Parlando del problema dell’abbandono dei cani, soprattutto durante la stagione estiva, quali consigli darebbe a chi vuole o a chi non può portare Fido in vacanza?

Se c’è la possibilità di portare in vacanza il cane e fargli condividere con la famiglia la vacanza, allora ben venga. Ma se dobbiamo portare il cane e poi lasciarlo in casa, mentre la famiglia va al mare, allora meglio portarlo in una pensione ben attrezzata, rispetto che farlo soffrire e farlo stare da solo.
Se si lascia in una pensione e un pò alla volta lo si fa abituare a stare lì, facendo un vero e proprio periodo di inserimento, come si fa con i bambini all’asilo, portandolo nei giorni precedenti alla partenza un paio di volte per poche ore.
Il cane magari all’inizio si sentirà a disagio e magari non mangerà, ma dopo qualche giorno si abituerà, socializzerà con gli altri cani e saprà che dopo quel posto si torna a casa, e quindi, sarà una vacanza anche per lui. Non dobbiamo farci venire ansie inutili, come quella che il cane non può vivere senza di noi, ma deve poter vivere tranquillamente, insieme agli altri.

Ultima domanda: qual è il segreto del suo successo?

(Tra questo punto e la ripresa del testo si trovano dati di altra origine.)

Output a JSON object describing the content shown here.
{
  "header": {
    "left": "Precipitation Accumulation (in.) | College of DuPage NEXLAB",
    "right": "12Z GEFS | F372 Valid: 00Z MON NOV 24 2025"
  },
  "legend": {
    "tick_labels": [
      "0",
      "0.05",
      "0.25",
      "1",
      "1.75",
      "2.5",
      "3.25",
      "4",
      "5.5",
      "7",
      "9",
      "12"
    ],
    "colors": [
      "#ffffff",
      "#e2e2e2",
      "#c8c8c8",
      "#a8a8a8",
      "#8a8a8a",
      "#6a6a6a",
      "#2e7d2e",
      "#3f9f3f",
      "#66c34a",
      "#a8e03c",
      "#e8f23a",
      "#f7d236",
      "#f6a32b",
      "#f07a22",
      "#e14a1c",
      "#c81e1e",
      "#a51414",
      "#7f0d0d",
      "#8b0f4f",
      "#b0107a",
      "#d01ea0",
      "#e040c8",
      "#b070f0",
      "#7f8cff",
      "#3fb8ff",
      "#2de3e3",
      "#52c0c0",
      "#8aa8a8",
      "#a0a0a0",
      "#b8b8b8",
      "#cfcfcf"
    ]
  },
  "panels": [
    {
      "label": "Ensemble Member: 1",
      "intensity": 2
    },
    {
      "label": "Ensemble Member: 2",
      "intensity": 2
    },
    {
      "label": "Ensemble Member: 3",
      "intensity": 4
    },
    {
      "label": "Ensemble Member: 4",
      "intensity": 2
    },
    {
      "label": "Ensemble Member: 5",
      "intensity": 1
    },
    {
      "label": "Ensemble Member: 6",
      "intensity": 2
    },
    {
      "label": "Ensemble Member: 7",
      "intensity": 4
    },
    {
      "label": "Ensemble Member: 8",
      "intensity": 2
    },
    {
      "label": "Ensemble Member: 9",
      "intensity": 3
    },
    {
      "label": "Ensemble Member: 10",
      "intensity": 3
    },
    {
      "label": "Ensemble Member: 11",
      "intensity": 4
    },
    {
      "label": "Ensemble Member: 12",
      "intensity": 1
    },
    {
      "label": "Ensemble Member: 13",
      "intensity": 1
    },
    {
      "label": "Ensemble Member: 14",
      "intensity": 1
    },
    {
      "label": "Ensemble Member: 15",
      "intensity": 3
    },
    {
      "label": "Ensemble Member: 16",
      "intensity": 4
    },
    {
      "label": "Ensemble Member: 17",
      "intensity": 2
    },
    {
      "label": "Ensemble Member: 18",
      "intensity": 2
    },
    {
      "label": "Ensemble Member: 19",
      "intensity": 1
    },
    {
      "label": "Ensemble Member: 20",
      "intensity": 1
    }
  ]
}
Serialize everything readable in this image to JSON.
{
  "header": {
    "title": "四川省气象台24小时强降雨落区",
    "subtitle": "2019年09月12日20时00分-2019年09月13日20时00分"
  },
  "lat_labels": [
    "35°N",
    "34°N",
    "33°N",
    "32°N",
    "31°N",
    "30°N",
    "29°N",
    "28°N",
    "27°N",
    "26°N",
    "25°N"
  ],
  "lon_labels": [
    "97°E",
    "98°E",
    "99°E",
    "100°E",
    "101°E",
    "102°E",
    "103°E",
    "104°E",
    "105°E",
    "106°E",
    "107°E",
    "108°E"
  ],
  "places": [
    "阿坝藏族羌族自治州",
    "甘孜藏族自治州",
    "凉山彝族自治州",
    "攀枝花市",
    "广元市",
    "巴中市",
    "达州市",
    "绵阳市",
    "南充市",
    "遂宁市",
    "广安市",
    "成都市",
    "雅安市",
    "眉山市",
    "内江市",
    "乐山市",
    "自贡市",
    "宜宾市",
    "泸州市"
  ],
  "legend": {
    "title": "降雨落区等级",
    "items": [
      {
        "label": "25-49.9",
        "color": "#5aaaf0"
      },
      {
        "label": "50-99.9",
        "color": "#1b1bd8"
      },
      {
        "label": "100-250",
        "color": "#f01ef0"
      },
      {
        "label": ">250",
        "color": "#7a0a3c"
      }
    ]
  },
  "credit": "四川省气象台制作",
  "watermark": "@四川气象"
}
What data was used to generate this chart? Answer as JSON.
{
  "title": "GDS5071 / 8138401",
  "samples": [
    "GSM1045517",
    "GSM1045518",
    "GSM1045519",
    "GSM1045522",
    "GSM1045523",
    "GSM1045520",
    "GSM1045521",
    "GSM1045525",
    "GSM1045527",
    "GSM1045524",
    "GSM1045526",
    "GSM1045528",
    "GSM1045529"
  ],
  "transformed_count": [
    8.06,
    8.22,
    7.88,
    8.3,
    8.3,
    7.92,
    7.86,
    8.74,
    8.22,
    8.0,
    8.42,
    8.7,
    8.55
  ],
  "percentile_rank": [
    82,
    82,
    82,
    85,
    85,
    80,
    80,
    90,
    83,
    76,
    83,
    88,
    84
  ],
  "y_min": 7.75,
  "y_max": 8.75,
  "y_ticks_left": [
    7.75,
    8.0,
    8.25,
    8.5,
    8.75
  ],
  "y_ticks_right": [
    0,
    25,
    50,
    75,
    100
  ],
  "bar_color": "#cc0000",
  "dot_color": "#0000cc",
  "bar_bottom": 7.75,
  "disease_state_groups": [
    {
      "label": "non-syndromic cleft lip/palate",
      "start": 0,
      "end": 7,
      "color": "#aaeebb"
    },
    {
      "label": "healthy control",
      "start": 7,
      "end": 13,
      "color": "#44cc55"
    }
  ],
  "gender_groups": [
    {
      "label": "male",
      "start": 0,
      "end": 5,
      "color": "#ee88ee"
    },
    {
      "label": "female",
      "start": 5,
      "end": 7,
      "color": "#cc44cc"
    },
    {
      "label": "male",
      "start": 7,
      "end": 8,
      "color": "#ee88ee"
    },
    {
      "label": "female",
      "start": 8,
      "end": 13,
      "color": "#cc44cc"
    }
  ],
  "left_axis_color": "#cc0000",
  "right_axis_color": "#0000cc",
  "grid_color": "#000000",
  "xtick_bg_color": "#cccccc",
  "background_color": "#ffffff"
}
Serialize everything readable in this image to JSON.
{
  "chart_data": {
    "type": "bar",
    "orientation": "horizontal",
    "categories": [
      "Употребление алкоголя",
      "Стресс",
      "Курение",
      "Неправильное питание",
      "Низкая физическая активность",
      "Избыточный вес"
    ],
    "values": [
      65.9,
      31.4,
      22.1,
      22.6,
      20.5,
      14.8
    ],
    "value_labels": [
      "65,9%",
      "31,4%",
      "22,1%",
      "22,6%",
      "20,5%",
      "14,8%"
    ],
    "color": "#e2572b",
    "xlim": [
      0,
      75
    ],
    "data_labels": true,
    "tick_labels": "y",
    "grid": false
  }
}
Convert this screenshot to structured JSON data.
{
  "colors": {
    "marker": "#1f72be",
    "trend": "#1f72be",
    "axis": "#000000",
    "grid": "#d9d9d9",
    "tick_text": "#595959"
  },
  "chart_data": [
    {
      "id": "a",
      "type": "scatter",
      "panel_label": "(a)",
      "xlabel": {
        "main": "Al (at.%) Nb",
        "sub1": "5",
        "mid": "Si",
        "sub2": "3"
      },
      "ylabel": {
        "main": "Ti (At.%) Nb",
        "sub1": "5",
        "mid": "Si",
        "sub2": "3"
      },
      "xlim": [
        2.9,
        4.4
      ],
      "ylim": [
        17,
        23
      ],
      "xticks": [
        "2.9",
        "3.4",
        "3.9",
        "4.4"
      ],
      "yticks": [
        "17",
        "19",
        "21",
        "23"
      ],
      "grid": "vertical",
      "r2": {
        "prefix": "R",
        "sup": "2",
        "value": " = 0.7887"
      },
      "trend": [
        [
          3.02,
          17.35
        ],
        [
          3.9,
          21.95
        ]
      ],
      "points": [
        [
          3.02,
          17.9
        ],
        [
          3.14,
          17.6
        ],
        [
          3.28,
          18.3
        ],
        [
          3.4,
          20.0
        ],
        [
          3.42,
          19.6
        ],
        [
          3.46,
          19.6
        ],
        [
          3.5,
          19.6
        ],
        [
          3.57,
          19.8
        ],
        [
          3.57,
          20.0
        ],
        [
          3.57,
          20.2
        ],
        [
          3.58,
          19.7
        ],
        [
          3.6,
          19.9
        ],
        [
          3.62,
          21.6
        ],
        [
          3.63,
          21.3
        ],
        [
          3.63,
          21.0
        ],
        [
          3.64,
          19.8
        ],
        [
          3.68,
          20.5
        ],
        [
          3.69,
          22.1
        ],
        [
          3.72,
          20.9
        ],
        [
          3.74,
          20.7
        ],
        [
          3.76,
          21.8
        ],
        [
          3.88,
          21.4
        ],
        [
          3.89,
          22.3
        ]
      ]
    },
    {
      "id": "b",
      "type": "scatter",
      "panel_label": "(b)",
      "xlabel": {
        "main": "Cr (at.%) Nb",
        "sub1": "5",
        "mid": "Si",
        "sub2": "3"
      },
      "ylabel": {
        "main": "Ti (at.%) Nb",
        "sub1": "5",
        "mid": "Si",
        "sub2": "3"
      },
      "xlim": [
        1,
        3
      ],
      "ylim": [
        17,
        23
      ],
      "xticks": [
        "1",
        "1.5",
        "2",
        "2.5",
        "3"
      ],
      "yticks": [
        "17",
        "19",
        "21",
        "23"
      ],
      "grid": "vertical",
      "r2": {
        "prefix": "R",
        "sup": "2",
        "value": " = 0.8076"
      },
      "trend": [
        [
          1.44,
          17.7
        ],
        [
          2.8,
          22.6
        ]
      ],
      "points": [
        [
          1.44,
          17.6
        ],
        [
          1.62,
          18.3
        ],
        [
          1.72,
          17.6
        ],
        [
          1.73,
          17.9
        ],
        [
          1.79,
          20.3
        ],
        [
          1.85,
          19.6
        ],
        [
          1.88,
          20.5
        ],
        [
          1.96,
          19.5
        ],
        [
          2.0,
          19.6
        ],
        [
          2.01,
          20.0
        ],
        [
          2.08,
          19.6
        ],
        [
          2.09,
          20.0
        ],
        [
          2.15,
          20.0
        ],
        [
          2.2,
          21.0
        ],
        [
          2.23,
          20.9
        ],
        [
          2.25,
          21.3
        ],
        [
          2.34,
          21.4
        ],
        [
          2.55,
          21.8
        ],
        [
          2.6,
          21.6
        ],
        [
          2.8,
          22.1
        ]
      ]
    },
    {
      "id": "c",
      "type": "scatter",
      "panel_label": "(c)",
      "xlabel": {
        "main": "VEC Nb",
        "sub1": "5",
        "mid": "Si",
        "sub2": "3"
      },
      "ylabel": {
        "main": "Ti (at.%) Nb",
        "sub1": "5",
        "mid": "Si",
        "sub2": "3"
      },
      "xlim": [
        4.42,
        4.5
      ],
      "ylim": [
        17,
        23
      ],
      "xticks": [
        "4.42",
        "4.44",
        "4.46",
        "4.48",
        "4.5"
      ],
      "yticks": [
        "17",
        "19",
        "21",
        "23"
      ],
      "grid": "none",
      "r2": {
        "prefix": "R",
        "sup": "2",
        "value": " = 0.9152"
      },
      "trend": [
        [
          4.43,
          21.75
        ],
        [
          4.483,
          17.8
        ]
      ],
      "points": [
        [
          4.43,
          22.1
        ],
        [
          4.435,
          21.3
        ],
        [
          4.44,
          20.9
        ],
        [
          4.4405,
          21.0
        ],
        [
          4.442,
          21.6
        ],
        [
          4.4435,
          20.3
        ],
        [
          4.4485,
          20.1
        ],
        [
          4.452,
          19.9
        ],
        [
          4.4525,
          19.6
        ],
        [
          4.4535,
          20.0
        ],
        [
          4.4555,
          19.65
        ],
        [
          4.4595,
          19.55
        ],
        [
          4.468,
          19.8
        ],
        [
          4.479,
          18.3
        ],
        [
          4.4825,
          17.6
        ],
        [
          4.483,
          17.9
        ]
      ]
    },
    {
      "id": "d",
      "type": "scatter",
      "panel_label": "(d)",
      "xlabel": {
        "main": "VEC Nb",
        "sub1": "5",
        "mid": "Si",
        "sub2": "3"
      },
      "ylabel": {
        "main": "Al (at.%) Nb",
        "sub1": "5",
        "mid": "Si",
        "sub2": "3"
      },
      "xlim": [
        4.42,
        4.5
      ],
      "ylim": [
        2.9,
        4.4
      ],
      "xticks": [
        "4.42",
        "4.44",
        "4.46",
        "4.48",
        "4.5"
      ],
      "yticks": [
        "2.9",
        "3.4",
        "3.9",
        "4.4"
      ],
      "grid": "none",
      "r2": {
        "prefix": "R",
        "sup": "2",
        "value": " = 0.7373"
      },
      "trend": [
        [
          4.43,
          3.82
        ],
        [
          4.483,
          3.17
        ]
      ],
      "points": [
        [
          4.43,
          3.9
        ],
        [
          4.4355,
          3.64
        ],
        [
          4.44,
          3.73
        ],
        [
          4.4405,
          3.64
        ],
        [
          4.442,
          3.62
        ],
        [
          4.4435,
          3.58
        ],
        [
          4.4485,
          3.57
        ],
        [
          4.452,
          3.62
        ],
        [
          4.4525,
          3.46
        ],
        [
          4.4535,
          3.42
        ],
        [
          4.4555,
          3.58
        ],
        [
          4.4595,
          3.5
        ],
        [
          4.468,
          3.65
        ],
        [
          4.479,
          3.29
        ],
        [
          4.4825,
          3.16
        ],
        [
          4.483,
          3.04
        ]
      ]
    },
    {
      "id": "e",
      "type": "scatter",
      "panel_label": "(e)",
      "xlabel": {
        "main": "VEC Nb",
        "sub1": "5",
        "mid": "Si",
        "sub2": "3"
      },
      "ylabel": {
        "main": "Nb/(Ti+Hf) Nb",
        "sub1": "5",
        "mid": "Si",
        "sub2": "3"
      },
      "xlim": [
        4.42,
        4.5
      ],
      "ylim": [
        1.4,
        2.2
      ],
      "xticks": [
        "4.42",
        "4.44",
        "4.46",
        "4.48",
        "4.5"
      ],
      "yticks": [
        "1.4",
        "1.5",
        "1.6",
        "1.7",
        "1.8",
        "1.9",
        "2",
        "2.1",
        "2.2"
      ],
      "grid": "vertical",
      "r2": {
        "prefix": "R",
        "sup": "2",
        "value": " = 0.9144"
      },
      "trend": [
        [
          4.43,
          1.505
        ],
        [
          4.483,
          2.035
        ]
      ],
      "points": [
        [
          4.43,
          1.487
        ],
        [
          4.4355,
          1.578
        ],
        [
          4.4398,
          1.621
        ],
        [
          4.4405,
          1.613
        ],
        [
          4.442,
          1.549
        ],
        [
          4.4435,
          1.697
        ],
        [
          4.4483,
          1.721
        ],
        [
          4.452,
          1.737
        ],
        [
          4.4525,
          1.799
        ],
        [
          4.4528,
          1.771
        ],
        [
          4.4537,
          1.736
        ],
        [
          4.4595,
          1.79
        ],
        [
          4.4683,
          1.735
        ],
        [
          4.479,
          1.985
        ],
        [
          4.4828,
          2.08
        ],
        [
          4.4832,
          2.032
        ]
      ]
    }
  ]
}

Il segreto è la passione che metto in quello che faccio, che ho trasformato in un lavoro. Sono sempre a contatto con gli animali, vivo sempre all’aria aperta, con i pro e i contro climatici del caso, e poi il mio successo sono i cani.
Chiunque vorrebbe avere con il cane un rapporto di intesa e di collaborazione, è un po’ più difficile riuscirci, a certi livelli, ma io ho dedicato 40 anni a questa attività, avendo iniziato molto piccolo, scoprendo sempre qualcosa di nuovo. Adoro il mio lavoro, anche con molti sacrifici, ma sono felice di fare un lavoro che mi piace tantissimo, quindi i sacrifici che faccio sono molto più leggeri, rispetto a chi fa un lavoro che non piace a cui diventano macigni.